Wednesday, February 23, 2011

Interesting things - 2.

5. The Antikythera mechanism.

This was fished out of the sea many years ago and appears to be a device so complex that it's often said that nobody could have made it at the time.

Evidently, someone did.

There are people in the world today who could start from a sheet of brass and make an accurate watch mechanism. Not very many, but there are some. Nowadays few would bother because many of the cogs and wheels are already available as mass-produced parts, but armed with a few simple tools and a lot of time and skill, it could still be done.

It accurately charts the planets, the moon (including correcting for the moon's elliptical orbit) and performs a whole range of astronomical calculations. All of them accurately. So, is it some mysterious time-travel artefact or a design passed on by aliens?

At the time it was built, astrology was a very serious matter indeed. A device that could accurately predict what the sun, moon and planets would do in the future was a highly desirable thing. It would be something that someone, possibly royalty, would pay a lot of money for. Therefore it was certainly worth some skilled artisan's time to cut all those cogs and gears and make sure the whole device worked.
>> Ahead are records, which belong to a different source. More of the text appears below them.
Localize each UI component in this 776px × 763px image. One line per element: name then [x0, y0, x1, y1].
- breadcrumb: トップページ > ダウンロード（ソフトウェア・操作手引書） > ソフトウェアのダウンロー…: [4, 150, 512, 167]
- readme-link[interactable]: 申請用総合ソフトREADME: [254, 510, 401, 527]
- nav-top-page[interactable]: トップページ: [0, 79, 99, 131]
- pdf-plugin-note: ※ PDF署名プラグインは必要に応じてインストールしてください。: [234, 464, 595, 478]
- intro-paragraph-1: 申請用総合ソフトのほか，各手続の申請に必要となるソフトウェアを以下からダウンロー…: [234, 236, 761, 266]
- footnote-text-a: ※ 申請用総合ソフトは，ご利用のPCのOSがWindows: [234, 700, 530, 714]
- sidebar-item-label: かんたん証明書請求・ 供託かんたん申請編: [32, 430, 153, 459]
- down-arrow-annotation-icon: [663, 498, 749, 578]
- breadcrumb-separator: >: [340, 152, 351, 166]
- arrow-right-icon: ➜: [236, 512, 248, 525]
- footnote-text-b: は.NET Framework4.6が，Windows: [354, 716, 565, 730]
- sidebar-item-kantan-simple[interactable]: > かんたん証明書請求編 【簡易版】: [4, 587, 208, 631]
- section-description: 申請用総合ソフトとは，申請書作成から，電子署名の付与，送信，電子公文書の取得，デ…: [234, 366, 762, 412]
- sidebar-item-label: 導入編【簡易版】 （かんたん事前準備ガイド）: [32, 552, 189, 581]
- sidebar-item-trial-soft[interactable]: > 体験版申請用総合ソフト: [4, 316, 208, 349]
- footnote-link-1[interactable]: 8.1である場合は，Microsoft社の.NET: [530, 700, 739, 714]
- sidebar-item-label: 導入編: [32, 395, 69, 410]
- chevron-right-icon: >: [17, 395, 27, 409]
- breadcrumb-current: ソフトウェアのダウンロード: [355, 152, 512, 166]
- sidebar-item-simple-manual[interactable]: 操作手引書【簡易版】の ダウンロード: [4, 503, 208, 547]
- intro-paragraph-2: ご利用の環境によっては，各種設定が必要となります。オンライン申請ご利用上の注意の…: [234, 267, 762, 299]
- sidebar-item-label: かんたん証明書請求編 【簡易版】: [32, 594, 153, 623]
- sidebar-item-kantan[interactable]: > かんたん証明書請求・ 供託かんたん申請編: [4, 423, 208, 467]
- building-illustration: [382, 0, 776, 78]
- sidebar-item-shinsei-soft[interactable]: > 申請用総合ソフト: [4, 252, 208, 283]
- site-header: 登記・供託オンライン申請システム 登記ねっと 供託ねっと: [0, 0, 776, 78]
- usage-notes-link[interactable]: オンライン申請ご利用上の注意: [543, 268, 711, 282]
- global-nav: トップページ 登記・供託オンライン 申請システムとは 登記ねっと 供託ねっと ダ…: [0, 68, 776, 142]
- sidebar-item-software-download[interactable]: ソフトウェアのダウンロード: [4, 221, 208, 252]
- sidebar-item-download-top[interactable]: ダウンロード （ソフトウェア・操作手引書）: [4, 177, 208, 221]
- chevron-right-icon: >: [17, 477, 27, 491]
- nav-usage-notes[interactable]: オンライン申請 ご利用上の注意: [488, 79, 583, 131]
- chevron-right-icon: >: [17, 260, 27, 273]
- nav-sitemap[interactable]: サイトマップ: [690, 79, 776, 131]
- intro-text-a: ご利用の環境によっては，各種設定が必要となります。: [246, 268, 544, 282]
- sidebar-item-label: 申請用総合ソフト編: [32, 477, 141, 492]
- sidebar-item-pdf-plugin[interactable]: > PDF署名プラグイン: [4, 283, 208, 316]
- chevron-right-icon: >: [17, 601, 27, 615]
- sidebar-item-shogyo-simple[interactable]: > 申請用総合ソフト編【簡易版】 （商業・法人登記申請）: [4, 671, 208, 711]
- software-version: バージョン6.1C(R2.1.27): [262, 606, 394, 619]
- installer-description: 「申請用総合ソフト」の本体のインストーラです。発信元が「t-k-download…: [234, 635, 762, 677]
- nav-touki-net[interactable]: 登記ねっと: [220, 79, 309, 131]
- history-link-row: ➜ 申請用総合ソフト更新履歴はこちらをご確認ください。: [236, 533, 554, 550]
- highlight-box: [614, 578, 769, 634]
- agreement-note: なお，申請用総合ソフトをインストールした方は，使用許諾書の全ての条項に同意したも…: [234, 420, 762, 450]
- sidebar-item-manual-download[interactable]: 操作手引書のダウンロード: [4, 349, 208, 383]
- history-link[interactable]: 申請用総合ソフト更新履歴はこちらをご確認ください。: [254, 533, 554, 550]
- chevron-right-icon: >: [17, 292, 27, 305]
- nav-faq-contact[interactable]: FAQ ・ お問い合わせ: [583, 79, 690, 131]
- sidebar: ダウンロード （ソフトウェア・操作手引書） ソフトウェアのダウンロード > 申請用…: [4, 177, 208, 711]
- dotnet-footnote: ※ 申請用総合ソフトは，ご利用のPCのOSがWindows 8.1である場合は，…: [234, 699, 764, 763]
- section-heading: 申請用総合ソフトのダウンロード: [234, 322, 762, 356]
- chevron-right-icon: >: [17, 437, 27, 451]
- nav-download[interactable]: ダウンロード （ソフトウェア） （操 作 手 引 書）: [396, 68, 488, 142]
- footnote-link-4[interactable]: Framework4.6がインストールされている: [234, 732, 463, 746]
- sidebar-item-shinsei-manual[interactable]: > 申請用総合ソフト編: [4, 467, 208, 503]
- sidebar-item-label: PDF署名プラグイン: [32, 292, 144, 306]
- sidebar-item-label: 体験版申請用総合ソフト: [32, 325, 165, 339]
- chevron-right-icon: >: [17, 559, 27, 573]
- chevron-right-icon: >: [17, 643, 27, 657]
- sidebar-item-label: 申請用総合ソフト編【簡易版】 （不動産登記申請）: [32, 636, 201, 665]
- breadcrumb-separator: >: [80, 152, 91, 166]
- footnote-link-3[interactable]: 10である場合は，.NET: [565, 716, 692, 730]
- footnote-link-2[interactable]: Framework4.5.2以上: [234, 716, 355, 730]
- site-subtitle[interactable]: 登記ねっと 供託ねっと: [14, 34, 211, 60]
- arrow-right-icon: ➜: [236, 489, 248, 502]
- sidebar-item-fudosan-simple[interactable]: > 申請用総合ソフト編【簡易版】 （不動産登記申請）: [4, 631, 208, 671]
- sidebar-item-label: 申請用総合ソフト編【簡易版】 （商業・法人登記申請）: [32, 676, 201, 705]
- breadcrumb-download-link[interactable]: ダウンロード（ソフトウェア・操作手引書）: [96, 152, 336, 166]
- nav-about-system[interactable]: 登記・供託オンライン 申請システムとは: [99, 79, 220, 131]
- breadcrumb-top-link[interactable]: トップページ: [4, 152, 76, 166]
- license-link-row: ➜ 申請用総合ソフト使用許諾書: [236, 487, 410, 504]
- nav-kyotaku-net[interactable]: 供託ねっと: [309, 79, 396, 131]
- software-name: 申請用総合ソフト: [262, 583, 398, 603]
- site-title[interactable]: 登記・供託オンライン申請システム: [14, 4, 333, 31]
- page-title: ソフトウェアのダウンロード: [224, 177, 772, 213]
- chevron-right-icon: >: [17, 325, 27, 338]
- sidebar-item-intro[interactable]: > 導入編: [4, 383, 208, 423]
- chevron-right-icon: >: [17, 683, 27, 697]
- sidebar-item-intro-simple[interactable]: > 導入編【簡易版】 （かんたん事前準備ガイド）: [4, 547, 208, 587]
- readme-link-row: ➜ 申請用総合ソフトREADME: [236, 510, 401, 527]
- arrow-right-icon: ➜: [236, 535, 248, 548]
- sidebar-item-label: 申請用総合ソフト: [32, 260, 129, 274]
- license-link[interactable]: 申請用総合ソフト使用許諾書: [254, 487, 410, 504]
How did he predict the moon and planetary movements? He didn't. He observed them and replicated the movements in his device. Since each object follows a predictable path, the historical data available to the device's maker would extrapolate very nicely into future data. All he had to do was make sure it gave accurate results for any point in the past, and it would give accurate results for any point in the future.
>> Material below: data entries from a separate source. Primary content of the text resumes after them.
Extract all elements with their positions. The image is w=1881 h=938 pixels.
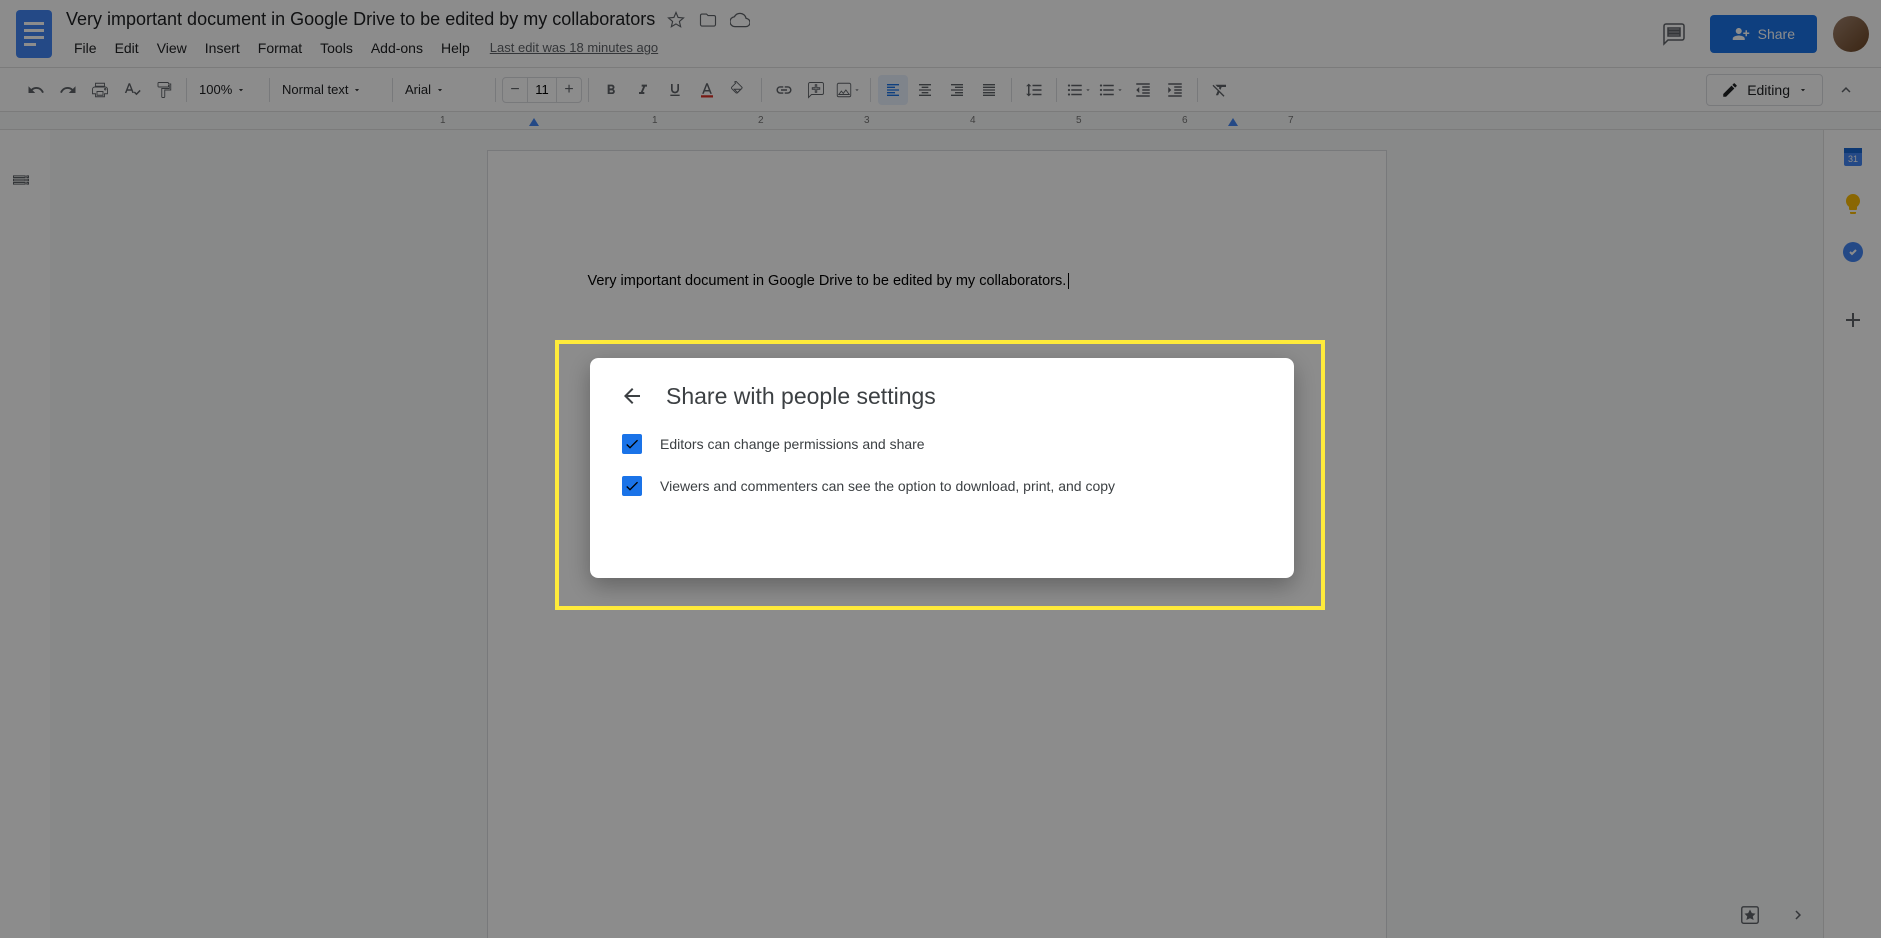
dialog-title: Share with people settings <box>666 383 936 410</box>
back-button[interactable] <box>618 382 646 410</box>
checkbox-editors-permissions[interactable] <box>622 434 642 454</box>
checkbox-viewers-download[interactable] <box>622 476 642 496</box>
share-settings-dialog: Share with people settings Editors can c… <box>590 358 1294 578</box>
checkbox-row-editors: Editors can change permissions and share <box>618 434 1266 454</box>
dialog-header: Share with people settings <box>618 382 1266 410</box>
dialog-body: Share with people settings Editors can c… <box>590 358 1294 578</box>
checkbox-row-viewers: Viewers and commenters can see the optio… <box>618 476 1266 496</box>
checkbox-label: Editors can change permissions and share <box>660 436 925 452</box>
checkbox-label: Viewers and commenters can see the optio… <box>660 478 1115 494</box>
Easy? Certainly not. Planets don't follow neat circles around the sky, certainly not when seen from Earth. Sometimes they even appear to go backwards for a time. Getting all that into the machine would need a lot of cogs and wheels and that's exactly what this device has.
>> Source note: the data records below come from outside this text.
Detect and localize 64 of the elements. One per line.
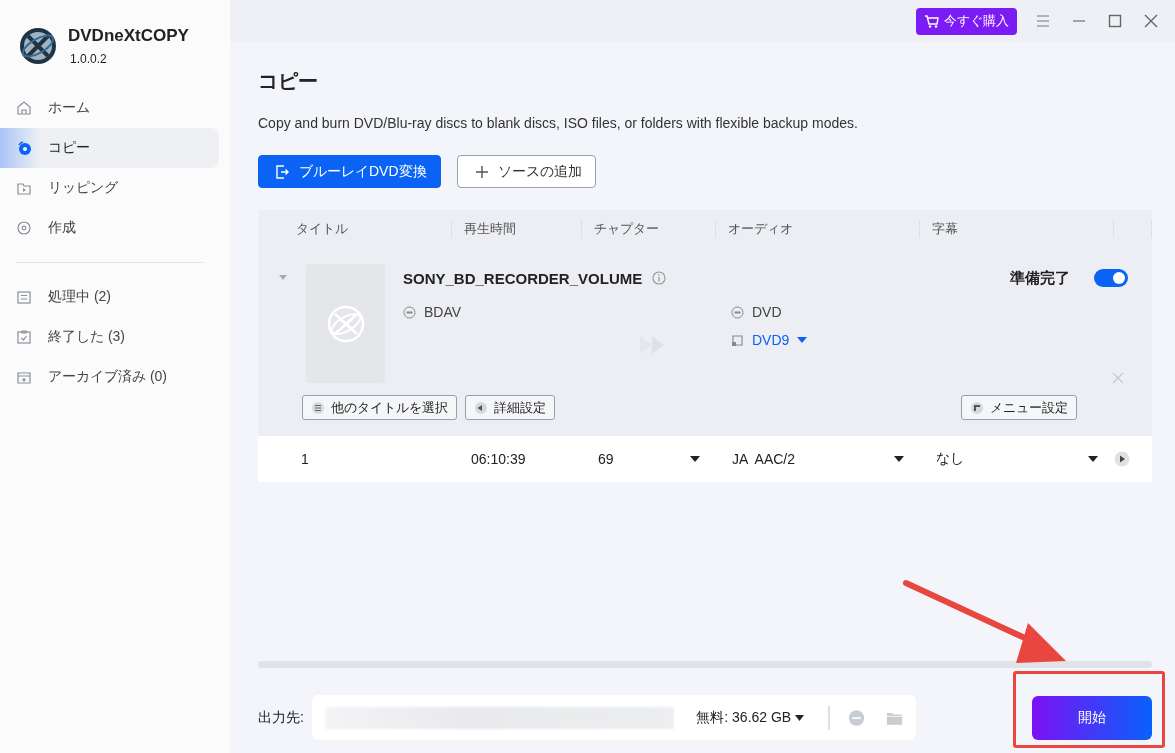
- dropdown-field[interactable]: JA AAC/2: [716, 451, 920, 467]
- column-header: タイトル: [258, 220, 452, 238]
- menu-settings-button[interactable]: メニュー設定: [961, 395, 1077, 420]
- sidebar-item[interactable]: 終了した (3): [0, 317, 219, 357]
- table-cell-text: 1: [300, 451, 310, 467]
- app-name: DVDneXtCOPY: [68, 26, 189, 46]
- logo-icon: [18, 26, 58, 66]
- sidebar-item[interactable]: リッピング: [0, 168, 219, 208]
- source-title: SONY_BD_RECORDER_VOLUME: [403, 269, 643, 287]
- caret-icon: [690, 456, 700, 462]
- logo-icon: [325, 303, 366, 344]
- status-label: 準備完了: [1010, 268, 1070, 288]
- add-source-button[interactable]: ソースの追加: [456, 155, 596, 188]
- target-format: DVD: [752, 304, 782, 320]
- column-header: オーディオ: [716, 220, 920, 238]
- toggle-switch[interactable]: [1094, 269, 1128, 287]
- list-icon: [16, 289, 34, 305]
- start-button[interactable]: 開始: [1032, 695, 1152, 740]
- caret-icon: [1088, 456, 1098, 462]
- caret-icon: [894, 456, 904, 462]
- page-description: Copy and burn DVD/Blu-ray discs to blank discs, ISO files, or folders with flexible backup modes.: [258, 115, 859, 131]
- list-icon: [311, 400, 325, 415]
- sidebar-item[interactable]: ホーム: [0, 88, 219, 128]
- close-icon[interactable]: [1142, 12, 1160, 30]
- select-titles-button[interactable]: 他のタイトルを選択: [302, 395, 457, 420]
- play-icon[interactable]: [1114, 451, 1130, 467]
- clipboard-icon: [16, 329, 34, 345]
- column-header: 再生時間: [452, 220, 582, 238]
- dropdown-field[interactable]: なし: [920, 450, 1114, 468]
- advanced-settings-button[interactable]: 詳細設定: [465, 395, 555, 420]
- sidebar-item[interactable]: 作成: [0, 208, 219, 248]
- expand-caret-icon[interactable]: [278, 274, 288, 282]
- maximize-icon[interactable]: [1106, 12, 1124, 30]
- column-header: チャプター: [582, 220, 716, 238]
- sidebar-item[interactable]: アーカイブ済み (0): [0, 357, 219, 397]
- caret-icon: [797, 337, 808, 343]
- convert-button[interactable]: ブルーレイDVD変換: [258, 155, 441, 188]
- menu-icon[interactable]: [1034, 12, 1052, 30]
- plus-icon: [473, 163, 490, 180]
- free-space-dropdown[interactable]: 無料: 36.62 GB: [696, 708, 805, 727]
- info-icon: [652, 271, 667, 285]
- output-label: 出力先:: [258, 708, 305, 727]
- output-path-field[interactable]: 無料: 36.62 GB: [312, 695, 916, 740]
- scrollbar[interactable]: [258, 661, 1152, 668]
- sidebar-item[interactable]: 処理中 (2): [0, 277, 219, 317]
- column-header: 字幕: [920, 220, 1114, 238]
- source-format: BDAV: [424, 304, 462, 320]
- page-title: コピー: [258, 69, 319, 94]
- menu-layout-icon: [970, 400, 984, 415]
- caret-icon: [795, 714, 805, 721]
- dropdown-field[interactable]: 69: [582, 451, 716, 467]
- app-version: 1.0.0.2: [69, 52, 108, 66]
- buy-now-button[interactable]: 今すぐ購入: [916, 7, 1017, 35]
- sidebar-item[interactable]: コピー: [0, 128, 219, 168]
- disc-icon: [16, 140, 34, 156]
- folder-play-icon: [16, 180, 34, 196]
- export-icon: [275, 163, 291, 180]
- home-icon: [16, 100, 34, 116]
- archive-icon: [16, 369, 34, 385]
- table-cell-text: 06:10:39: [470, 451, 527, 467]
- cart-icon: [924, 14, 940, 28]
- disc-icon: [16, 220, 34, 236]
- disc-size-dropdown[interactable]: DVD9: [752, 332, 790, 348]
- disc-size-icon: [731, 333, 744, 347]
It was made by someone exceptionally clever, highly skilled and who had time and resources to do it. Most likely it was commissioned by someone very rich, someone who could keep the maker employed solely on this job.

Are there others? Well, you wouldn't pay someone on the promise that they could make something unless you'd seen previous work. So simpler mechanisms were probably produced along the way. As this site says, the Antikythera mechanism contains no errors so it's likely there were prototypes.

Why haven't we found any? Consider how long it takes to cut one accurate cog starting from a sheet of metal. When you have a prototype but need to change some things, you keep all the parts you've made that already work. I'd say the prototypes were most likely cannibalised for parts so the chances of finding one of them will be very slim now.

As for it being the only one, well, it would have taken many years to get this one right and there was no such thing as mass production. It might well have been the only one ever made, especially if the maker or his rich sponsor hid or destroyed the plans and prototypes. Having the only accurate planet-predictor would have been a very powerful thing in those days.

I don't see anything supernatural or inexplicable in this device. It's fascinating, certainly, but it's not beyond the bounds of human ability for the time. All it would need was the backing of a rich sponsor. It would also take someone most of a lifetime to get it right, so finding only one isn't a surprise either.

So it's not inexplicable at all.

The next one might be.

3 comments:

astrologymemphis.blogspot.com said...

Whoa. That is stunning. How the hell? I have to look these things up individually so I can see more than appears on that site. On to the next!


ver: recotoi

Someone wrecked the toy.

Romulus Crowe said...

Ancient peoples made stone circles that accurately tracked the sun, moon and sometimes constellations. There are dolmens on the islands north of Scotland that still precisely track the midsummer sunrise. People built Stonehenge and the pyramids and the Inca and Aztec cities without the aid of cranes or tractors or laser-guided architects.

If humans can do that when all they have are rocks, I don't have any trouble believing that humans could make this mechanism almost as soon as they have good quality metals.

People are capable of amazing things if only they'd let themselves believe it.

astrologymemphis.blogspot.com said...

I finally got around to reading more about this, and am always gratified for additional proof that our ancestors took so much interest in our solar system. I can confidently say, now that I've learned more about it, that the technology was not taught to mankind by aliens. Anyone traveling here from that kind of distance would know there are more than five planets.